Piège à c... pour un (éventuel) coup de Jarnac asséné par le mousquetaire béarnais.
J’attends le duel à fleuret moucheté avec impatience.
Evidemment, après, avec Sarkozy, c’est plus direct. Point de fleuret ou d’épée. Le sabre (arme d’attaque par excellence, croisement des jambes interdit, etc.).
Ceux qui s’offusquent que Sarkozy refuse de débattre avec Bayrou (ce qui est le droit de Sarkozy... un qualifié au second tour n’est pas tenu de débattre avec un éliminé) s’offusquaient-ils que Royal refuse de débattre (réellement) lors des primaires socialistes (où, là, c’était quand même la moindre des choses) ?
J’en doute.
Ceci dit, que les pro-Royal se méfie du débat à venir (qui plus est télévisé) Royal-Bayrou... possible que l’objectif du béarnais soit d’apparaître comme plus crédible que Royal... histoire, sans avoir l’air d’y toucher, de l’enfoncer un peu plus.
Vous (je m’adresse, là, à l’auteur de l’article) prenez vos rêves pour la réalité.
Comment - dans le cas d’une victoire de Royal - peut-on imaginer qu’un parti et un candidat ayant fait un score de plus de 30% (ce qui n’est quand même pas rien) disparaissent de la scène politique ? C’est impossible.

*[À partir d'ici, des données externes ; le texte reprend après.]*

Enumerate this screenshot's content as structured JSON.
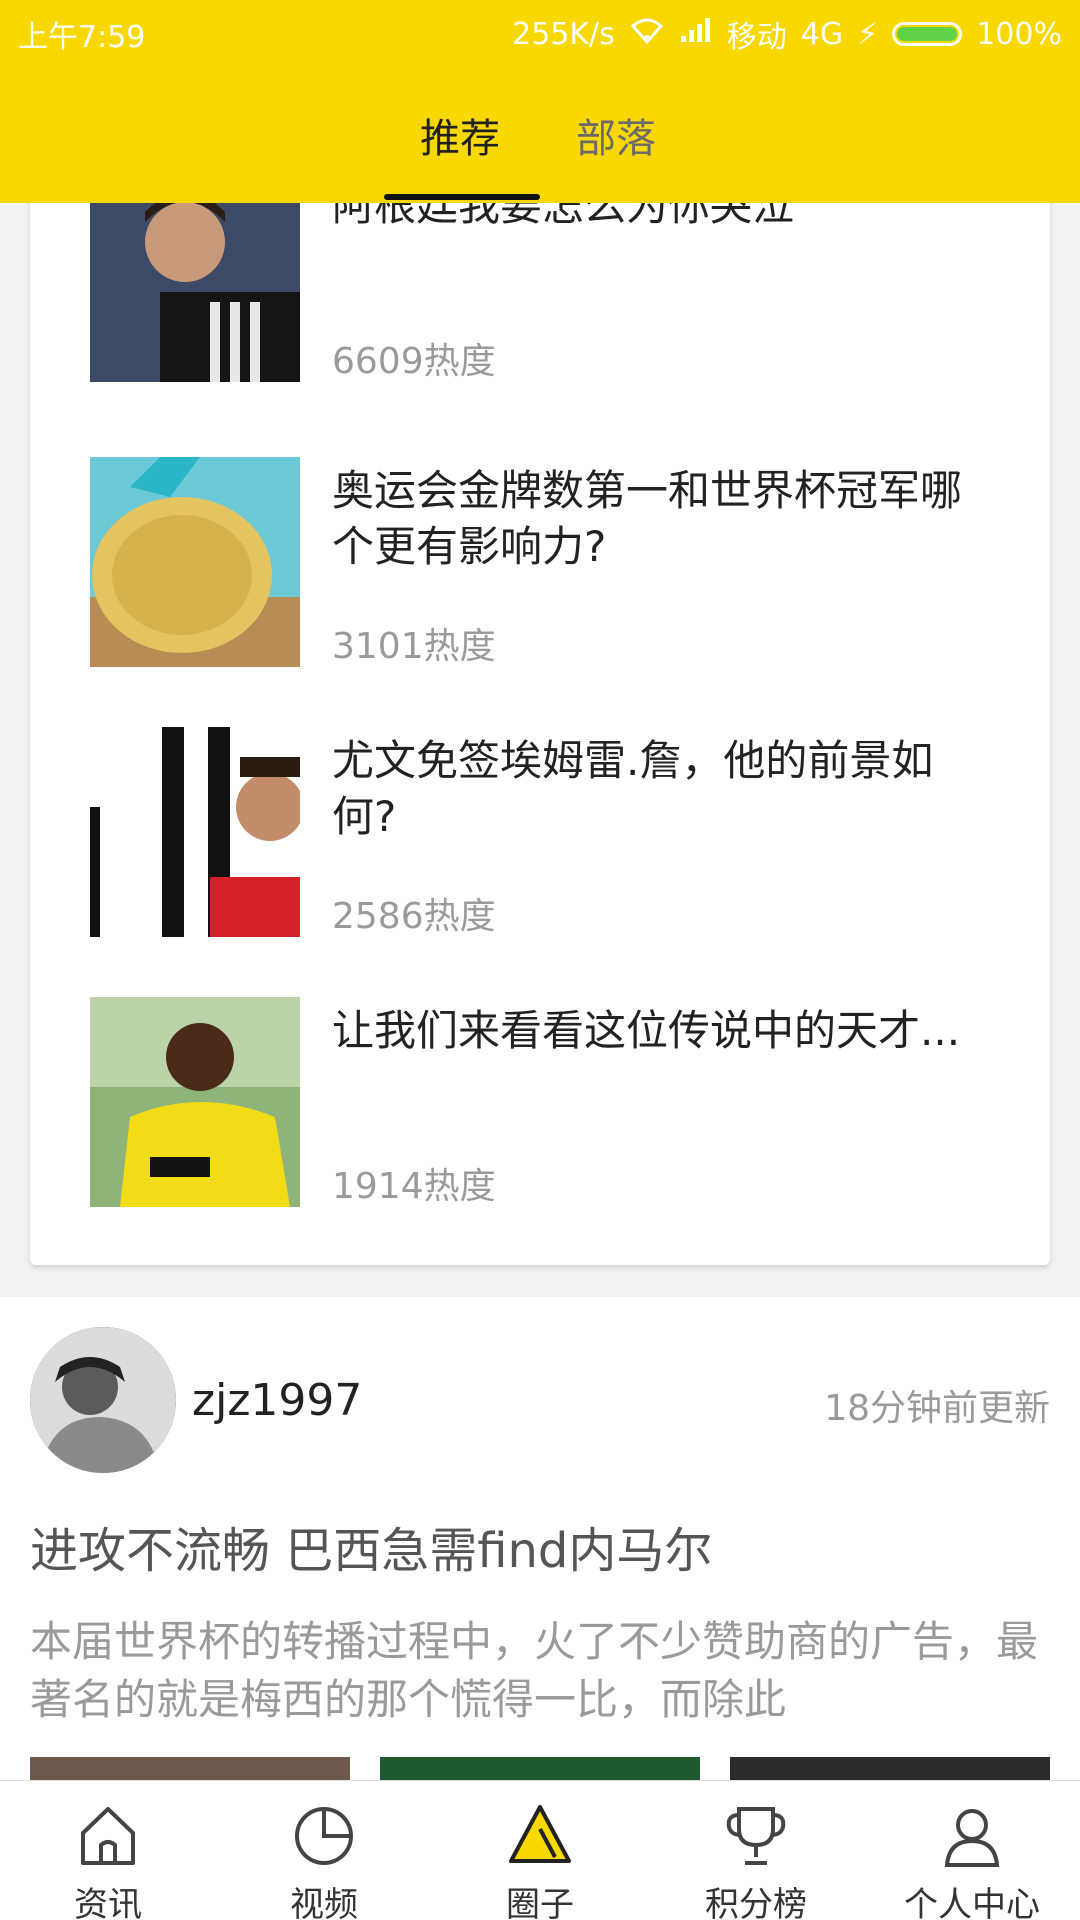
{
  "status_bar": {
    "time": "上午7:59",
    "speed": "255K/s",
    "carrier": "移动",
    "network": "4G",
    "battery": "100%",
    "accent": "#5fd24a"
  },
  "header": {
    "background": "#f9d800",
    "tabs": [
      {
        "label": "推荐",
        "selected": true
      },
      {
        "label": "部落",
        "selected": false
      }
    ]
  },
  "list": {
    "items": [
      {
        "title": "阿根廷我要怎么为你哭泣",
        "heat": "6609热度",
        "thumb": "messi-photo"
      },
      {
        "title": "奥运会金牌数第一和世界杯冠军哪个更有影响力?",
        "heat": "3101热度",
        "thumb": "gold-medal-photo"
      },
      {
        "title": "尤文免签埃姆雷.詹，他的前景如何?",
        "heat": "2586热度",
        "thumb": "juventus-player-photo"
      },
      {
        "title": "让我们来看看这位传说中的天才...",
        "heat": "1914热度",
        "thumb": "young-player-photo"
      }
    ]
  },
  "post": {
    "username": "zjz1997",
    "updated": "18分钟前更新",
    "title": "进攻不流畅 巴西急需find内马尔",
    "body": "本届世界杯的转播过程中，火了不少赞助商的广告，最著名的就是梅西的那个慌得一比，而除此"
  },
  "bottom_nav": [
    {
      "label": "资讯",
      "icon": "home-icon"
    },
    {
      "label": "视频",
      "icon": "pie-icon"
    },
    {
      "label": "圈子",
      "icon": "triangle-icon",
      "active": true
    },
    {
      "label": "积分榜",
      "icon": "trophy-icon"
    },
    {
      "label": "个人中心",
      "icon": "user-icon"
    }
  ]
}
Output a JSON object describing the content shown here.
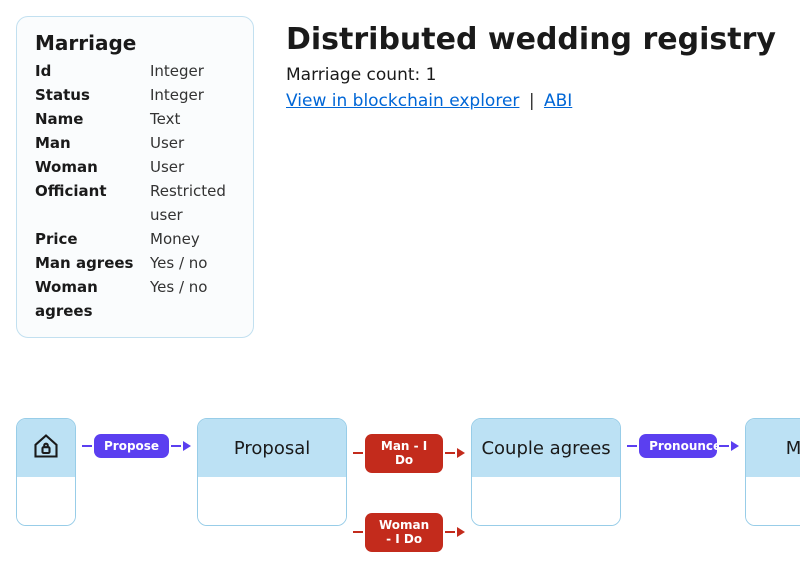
{
  "card": {
    "title": "Marriage",
    "fields": [
      {
        "label": "Id",
        "type": "Integer"
      },
      {
        "label": "Status",
        "type": "Integer"
      },
      {
        "label": "Name",
        "type": "Text"
      },
      {
        "label": "Man",
        "type": "User"
      },
      {
        "label": "Woman",
        "type": "User"
      },
      {
        "label": "Officiant",
        "type": "Restricted user"
      },
      {
        "label": "Price",
        "type": "Money"
      },
      {
        "label": "Man agrees",
        "type": "Yes / no"
      },
      {
        "label": "Woman agrees",
        "type": "Yes / no"
      }
    ]
  },
  "header": {
    "title": "Distributed wedding registry",
    "count_label": "Marriage count: ",
    "count_value": "1",
    "link_explorer": "View in blockchain explorer",
    "link_abi": "ABI"
  },
  "flow": {
    "states": {
      "s0_icon": "lock-house-icon",
      "s1": "Proposal",
      "s2": "Couple agrees",
      "s3": "Married"
    },
    "arrows": {
      "a0": {
        "label": "Propose",
        "color": "purple"
      },
      "a1": {
        "label": "Man - I Do",
        "color": "red"
      },
      "a2": {
        "label": "Woman - I Do",
        "color": "red"
      },
      "a3": {
        "label": "Pronounce",
        "color": "purple"
      }
    }
  }
}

Si Sarkozy échoue au second tour, l’UMP et plus largement ses électeurs ne lui attribueront pas cet échec... ils l’attribueront à Bayrou et à ses électeurs. Et Sarkozy sera le chef de l’opposition... qui d’autre que lui aurait pu faire son score du 1er tour ? Personne.
Quant à Bayrou et l’UDF (ou le PD), ils seront pris en sandwich entre le PS et l’UMP.

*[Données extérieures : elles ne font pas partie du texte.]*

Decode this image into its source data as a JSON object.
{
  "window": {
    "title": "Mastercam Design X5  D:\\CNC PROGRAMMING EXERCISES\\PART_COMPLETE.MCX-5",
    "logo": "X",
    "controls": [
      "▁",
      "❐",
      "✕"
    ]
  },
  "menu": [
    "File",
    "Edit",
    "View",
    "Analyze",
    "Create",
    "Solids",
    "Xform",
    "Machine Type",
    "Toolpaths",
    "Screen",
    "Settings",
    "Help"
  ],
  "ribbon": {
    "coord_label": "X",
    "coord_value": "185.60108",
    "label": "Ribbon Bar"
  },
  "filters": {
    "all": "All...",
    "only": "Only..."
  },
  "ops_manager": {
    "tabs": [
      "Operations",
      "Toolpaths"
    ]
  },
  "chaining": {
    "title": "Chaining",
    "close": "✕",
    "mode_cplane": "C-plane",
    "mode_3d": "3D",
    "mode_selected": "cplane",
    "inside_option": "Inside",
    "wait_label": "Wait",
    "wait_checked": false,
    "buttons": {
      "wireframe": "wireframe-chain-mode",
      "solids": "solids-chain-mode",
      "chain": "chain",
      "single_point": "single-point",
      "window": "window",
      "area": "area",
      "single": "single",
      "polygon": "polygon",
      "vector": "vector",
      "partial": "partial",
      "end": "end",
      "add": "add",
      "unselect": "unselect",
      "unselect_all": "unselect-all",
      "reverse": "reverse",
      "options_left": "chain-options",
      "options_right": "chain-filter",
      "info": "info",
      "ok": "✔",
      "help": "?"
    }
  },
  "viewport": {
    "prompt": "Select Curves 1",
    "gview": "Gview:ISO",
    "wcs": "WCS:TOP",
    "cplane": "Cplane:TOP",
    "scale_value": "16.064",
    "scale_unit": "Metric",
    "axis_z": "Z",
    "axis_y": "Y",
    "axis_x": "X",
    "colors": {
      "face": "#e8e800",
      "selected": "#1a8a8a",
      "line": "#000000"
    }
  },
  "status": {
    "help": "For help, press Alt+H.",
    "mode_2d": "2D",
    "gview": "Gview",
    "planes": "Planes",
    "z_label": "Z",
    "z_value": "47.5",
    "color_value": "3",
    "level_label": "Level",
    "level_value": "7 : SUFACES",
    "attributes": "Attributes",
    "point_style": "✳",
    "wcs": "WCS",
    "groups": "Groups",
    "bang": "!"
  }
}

Soit Bayrou rejoint (sans être maître à bord) le gouvernement ou/et le PS (ou un nouveau PS-PD ou une coalition) et le PD éclate... une partie des centristes rejoignant l’UMP ou créant un parti de centre-droit (allié à l’UMP).
Soit Bayrou reste un opposant (même « modéré » mais critique) de Royal et il apportera régulièrement de l’eau au moulin de l’UMP (trop content de trouver en Bayrou un allié).
La victoire de Royal pose à Bayrou de gros problèmes de positionnement politique. Je suis enclin à penser qu’il préfère secrétement la victoire de Sarkozy.